AHS is an autosomal-recessive disorder induced by mutations in the POLG gene. There is no precise phenotype–genotype known to exist. The pathophysiology of the disorder results from the depletion of mtDNA and is influenced by multiple environmental factors, in particular viral infections and medication exposure. Our complete understanding of the expression of the complete triad of intractable seizures, psychomotor regression, and liver dysfunction in a particular patient remains obscure. Other organ involvement is usually found, which can be influenced by age of onset. Like most mitochondrial disease, expression of phenotype is not dependent on the sequence of clinical findings but the constellation of symptoms. What confounds the expression of the phenotype of AHS is the severe progression of seizures, which may be the presenting symptom as status epilepticus or appear more gradually with early medication control, but gradually becomes medically intractable.
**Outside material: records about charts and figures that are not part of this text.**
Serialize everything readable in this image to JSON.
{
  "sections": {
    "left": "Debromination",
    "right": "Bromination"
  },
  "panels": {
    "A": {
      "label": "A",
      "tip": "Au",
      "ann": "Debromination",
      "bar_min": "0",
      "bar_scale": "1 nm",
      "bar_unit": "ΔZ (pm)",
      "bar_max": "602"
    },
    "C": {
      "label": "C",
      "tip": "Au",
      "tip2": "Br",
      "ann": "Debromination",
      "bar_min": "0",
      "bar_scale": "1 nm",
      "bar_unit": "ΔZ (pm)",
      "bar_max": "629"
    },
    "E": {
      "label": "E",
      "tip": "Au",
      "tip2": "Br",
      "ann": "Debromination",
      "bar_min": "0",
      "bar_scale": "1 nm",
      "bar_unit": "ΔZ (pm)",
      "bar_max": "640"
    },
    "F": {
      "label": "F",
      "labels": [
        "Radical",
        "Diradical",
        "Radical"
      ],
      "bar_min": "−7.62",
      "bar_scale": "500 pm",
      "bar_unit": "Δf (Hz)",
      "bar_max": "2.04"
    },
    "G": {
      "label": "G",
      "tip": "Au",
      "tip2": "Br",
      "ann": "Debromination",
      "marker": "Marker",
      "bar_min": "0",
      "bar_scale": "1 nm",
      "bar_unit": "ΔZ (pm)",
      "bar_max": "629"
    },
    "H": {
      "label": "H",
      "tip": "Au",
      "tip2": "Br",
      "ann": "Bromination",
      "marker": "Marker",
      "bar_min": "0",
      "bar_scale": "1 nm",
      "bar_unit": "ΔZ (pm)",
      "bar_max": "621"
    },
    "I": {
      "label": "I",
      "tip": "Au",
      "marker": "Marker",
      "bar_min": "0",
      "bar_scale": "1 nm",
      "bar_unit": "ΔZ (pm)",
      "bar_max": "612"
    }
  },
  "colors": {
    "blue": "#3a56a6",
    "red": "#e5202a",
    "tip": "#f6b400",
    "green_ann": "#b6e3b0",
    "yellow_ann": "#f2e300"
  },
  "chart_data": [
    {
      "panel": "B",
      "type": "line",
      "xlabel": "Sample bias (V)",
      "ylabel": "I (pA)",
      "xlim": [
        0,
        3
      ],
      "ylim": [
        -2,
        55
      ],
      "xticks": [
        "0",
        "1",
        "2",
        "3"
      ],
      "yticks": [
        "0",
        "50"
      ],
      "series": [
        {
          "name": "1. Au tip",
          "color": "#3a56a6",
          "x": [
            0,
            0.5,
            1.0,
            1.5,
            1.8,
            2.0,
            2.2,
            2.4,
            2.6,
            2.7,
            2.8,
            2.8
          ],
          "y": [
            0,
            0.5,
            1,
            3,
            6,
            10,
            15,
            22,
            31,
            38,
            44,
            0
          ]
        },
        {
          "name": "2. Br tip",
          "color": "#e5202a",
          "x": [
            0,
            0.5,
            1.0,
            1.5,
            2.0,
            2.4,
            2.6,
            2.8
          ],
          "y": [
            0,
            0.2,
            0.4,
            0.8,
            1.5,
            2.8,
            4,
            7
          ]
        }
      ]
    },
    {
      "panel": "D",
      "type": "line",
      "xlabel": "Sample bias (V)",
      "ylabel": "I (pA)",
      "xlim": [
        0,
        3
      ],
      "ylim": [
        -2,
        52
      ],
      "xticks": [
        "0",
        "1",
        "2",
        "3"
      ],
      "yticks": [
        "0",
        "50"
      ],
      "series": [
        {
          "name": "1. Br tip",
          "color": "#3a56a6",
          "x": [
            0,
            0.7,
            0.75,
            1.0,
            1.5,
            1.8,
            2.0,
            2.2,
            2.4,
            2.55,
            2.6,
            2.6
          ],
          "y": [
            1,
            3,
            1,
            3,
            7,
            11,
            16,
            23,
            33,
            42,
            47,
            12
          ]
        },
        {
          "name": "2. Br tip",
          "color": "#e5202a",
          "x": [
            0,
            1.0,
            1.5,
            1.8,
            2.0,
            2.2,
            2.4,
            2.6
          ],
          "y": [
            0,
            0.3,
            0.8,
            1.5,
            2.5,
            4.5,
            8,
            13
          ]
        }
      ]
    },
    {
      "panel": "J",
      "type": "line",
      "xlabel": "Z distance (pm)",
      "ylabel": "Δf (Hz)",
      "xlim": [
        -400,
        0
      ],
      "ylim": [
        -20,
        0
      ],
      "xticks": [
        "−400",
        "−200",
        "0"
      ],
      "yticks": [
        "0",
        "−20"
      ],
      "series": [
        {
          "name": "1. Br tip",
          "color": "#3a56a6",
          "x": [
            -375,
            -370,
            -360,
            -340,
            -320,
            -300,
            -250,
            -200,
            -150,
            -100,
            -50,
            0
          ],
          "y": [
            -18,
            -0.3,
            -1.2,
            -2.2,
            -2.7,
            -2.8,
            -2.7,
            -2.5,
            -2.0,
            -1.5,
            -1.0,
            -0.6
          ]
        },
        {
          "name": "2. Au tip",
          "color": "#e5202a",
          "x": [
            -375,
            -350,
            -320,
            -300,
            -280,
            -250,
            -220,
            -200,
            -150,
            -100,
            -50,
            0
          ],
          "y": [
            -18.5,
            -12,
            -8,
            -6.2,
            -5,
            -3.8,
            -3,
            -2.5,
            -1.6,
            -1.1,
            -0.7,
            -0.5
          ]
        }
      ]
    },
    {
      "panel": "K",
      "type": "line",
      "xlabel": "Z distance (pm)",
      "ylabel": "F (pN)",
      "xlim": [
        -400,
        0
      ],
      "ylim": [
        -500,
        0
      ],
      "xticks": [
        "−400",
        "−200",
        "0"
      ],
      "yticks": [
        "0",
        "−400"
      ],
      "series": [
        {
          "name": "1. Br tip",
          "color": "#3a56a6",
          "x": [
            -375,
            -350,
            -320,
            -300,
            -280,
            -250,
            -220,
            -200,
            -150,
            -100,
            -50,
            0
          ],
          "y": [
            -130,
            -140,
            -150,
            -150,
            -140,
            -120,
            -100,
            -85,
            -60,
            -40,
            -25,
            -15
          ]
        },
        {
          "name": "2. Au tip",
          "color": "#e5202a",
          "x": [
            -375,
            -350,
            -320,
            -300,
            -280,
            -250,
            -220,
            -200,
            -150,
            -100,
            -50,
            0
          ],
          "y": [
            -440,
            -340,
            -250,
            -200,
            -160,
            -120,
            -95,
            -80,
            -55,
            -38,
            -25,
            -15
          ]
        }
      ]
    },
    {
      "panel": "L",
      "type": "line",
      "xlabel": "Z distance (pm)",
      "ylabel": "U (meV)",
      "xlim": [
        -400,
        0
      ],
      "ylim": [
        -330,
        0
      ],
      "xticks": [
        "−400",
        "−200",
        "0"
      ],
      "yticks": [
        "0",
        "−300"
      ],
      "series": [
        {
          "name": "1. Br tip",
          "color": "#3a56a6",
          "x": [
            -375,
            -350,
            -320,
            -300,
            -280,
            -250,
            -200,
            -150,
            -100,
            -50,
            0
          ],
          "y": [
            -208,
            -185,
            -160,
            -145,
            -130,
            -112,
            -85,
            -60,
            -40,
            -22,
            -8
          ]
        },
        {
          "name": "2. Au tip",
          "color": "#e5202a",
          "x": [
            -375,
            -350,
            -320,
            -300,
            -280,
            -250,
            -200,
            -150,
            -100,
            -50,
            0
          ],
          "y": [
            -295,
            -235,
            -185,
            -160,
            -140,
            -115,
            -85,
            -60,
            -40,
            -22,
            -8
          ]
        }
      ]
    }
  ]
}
Multiple episodes of status epilepticus and/or EPC are likely to occur. Many patients do not recover in episodes of status epilepticus, which can truncate the full expression of the disease. The use of the Nguyen et al criteria can fully identify AHS in this latter population of patients.29

The range of systemic involvement necessitates the collaborative effort of multiple specialties. As the disease progresses, the depth of invasive treatment requires proper communication among the medical team, family, and palliative care. The makeup of the medical team depends on the range of systemic involvement. Open dialogue is needed to protect quality of life and family/patient wishes. Unfortunately, AHS is a progressive lethal disorder. Therefore, the balance of family wishes and extent of medical intervention will be a changing target for the medical team.